In fact, more than half a dozen luxury fashion labels including Tom Ford, Versace, Roberto Cavalli, Armani Junior and Corneliani in India have partnered with local entrepreneurs with no prior association or connection with luxury brands.
For example, Italian menswear brand Corneliani is backed in India by Orissa-based OSL Group that's engaged in activities like mining, cargo and logistics. And Infinite Luxury — which retails brands like Versace, Roberto Cavalli, Emilio Pucci and Missoni in the country and has fashion designer Manav Gangwani as its face — has funding from the Chaurasia Group that sells gutkas and pan masalas.

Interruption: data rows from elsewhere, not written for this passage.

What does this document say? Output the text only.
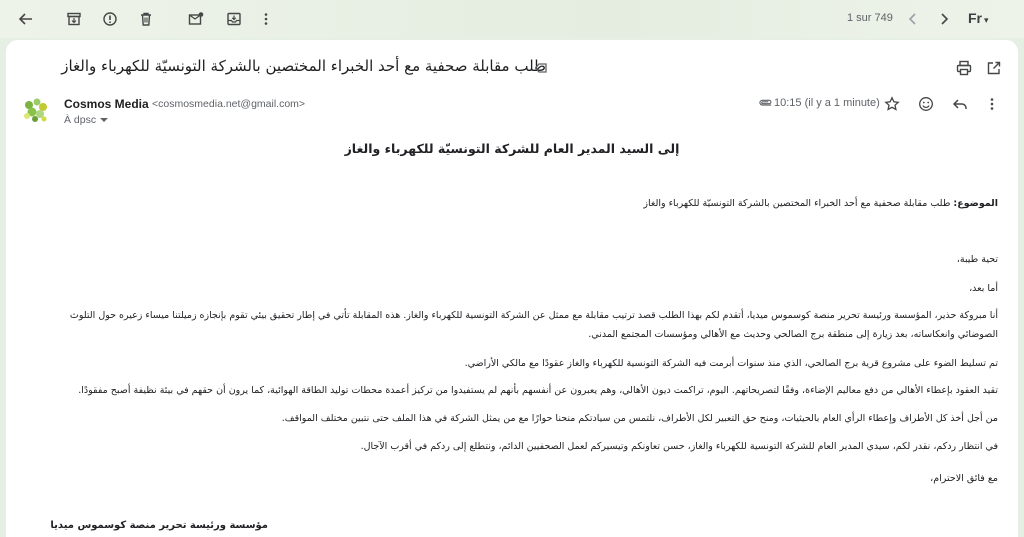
1 sur 749	Fr ▾
طلب مقابلة صحفية مع أحد الخبراء المختصين بالشركة التونسيّة للكهرباء والغاز
Cosmos Media <cosmosmedia.net@gmail.com>
À dpsc
10:15 (il y a 1 minute)
إلى السيد المدير العام للشركة التونسيّة للكهرباء والغاز
الموضوع: طلب مقابلة صحفية مع أحد الخبراء المختصين بالشركة التونسيّة للكهرباء والغاز
تحية طيبة،
أما بعد،
أنا مبروكة حذير، المؤسسة ورئيسة تحرير منصة كوسموس ميديا، أتقدم لكم بهذا الطلب قصد ترتيب مقابلة مع ممثل عن الشركة التونسية للكهرباء والغاز. هذه المقابلة تأتي في إطار تحقيق بيئي تقوم بإنجازه زميلتنا ميساء زعيره حول التلوث
الصوضائي وانعكاساته، بعد زيارة إلى منطقة برج الصالحي وحديث مع الأهالي ومؤسسات المجتمع المدني.
تم تسليط الضوء على مشروع قرية برج الصالحي، الذي منذ سنوات أبرمت فيه الشركة التونسية للكهرباء والغاز عقودًا مع مالكي الأراضي.
تقيد العقود بإعطاء الأهالي من دفع معاليم الإضاءة، وفقًا لتصريحاتهم. اليوم، تراكمت ديون الأهالي، وهم يعبرون عن أنفسهم بأنهم لم يستفيدوا من تركيز أعمدة محطات توليد الطاقة الهوائية، كما يرون أن حقهم في بيئة نظيفة أصبح مفقودًا.
من أجل أخذ كل الأطراف وإعطاء الرأي العام بالحيثيات، ومنح حق التعبير لكل الأطراف، نلتمس من سيادتكم منحنا حوارًا مع من يمثل الشركة في هذا الملف حتى نتبين مختلف المواقف.
في انتظار ردكم، نقدر لكم، سيدي المدير العام للشركة التونسية للكهرباء والغاز، حسن تعاونكم وتيسيركم لعمل الصحفيين الدائم، ونتطلع إلى ردكم في أقرب الآجال.
مع فائق الاحترام،
مؤسسة ورئيسة تحرير منصة كوسموس ميديا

"Diversifying the portfolio helps in reducing business risk and safeguard the investment to a certain extent. Luxury business is just not passion, but a serious attempt to be a significant player in booming market by adding more brands to the portfolio," said Prem Dewan, retail head of Corneliani in India.
Most of the new luxury investors run cash rich companies. According to some observers, in luxury they see a platform that's good investment and also helps burnish the social equity of the families.
Interestingly, most entrepreneurs prefer to stay behind the scenes and maintain a low profile while letting professionals with luxury background to run the show, or, in some cases, let the younger generation of the family look after the luxury business.
And almost all of them say luxury is serious business for them.
Pratik Dalmia, whose family firm Dalmia Polypro is into plastic recycling, said he decided to get Italian menswear brand Kiton and shoe label John Lobb into India last year looking at immense opportunity in the luxury sector. "The venture is entirely funded by family funds," said Dalmia. "The idea of dabbling in an entrepreneurial initiative excited me and it is not just a trophy business."
Swati Saraf, 30, a businesswoman married into a family that's into power generation, runs Les Petit store that sells expensive kids wear from brands such as Dior, Armani and Fendi. "Indians were still not very open to spending too much money on kids wear, but the segment has tremendous potential. I invested a lot of time to understand how luxury functions and to understand the demand supply dynamics," she said.
And the first timers are slowly getting a grip on the vagaries of the luxury market.
Unique Eye Luxury Apparels, set up by real estate and consulting businessman Gagan Dhawan, that runs Armani Junior stores in the country is tweaking its business model. "We have undergone some kind of correction in our revenue model and hope that the business will break even in the next two seasons," said Sudeep Chhabra, business head of the company.
Most these luxury businesses don't yet add much to the top lines of the family businesses of their promoters.
"One store has broken even but for expansion, funds will come from the family business only," said Ritesh Kumar of Tom Ford. "But I am accountable for every single penny invested and it has to be a profitable venture," the DS Group scion said.
Experts, however, warn that managing a luxury brand cannot be a side business, but it's a tedious, detail oriented, time consuming task.
"The required 'zero tolerance approach' that a brand SOP demands does not always match the easygoing mentality of a non-professional glamour struck local partner," said Abhay Gupta, a luxury consultant.
None of those ET spoke to for the story was willing to share the sales figures of their respective brands in India or the amount of funding coming from the investors.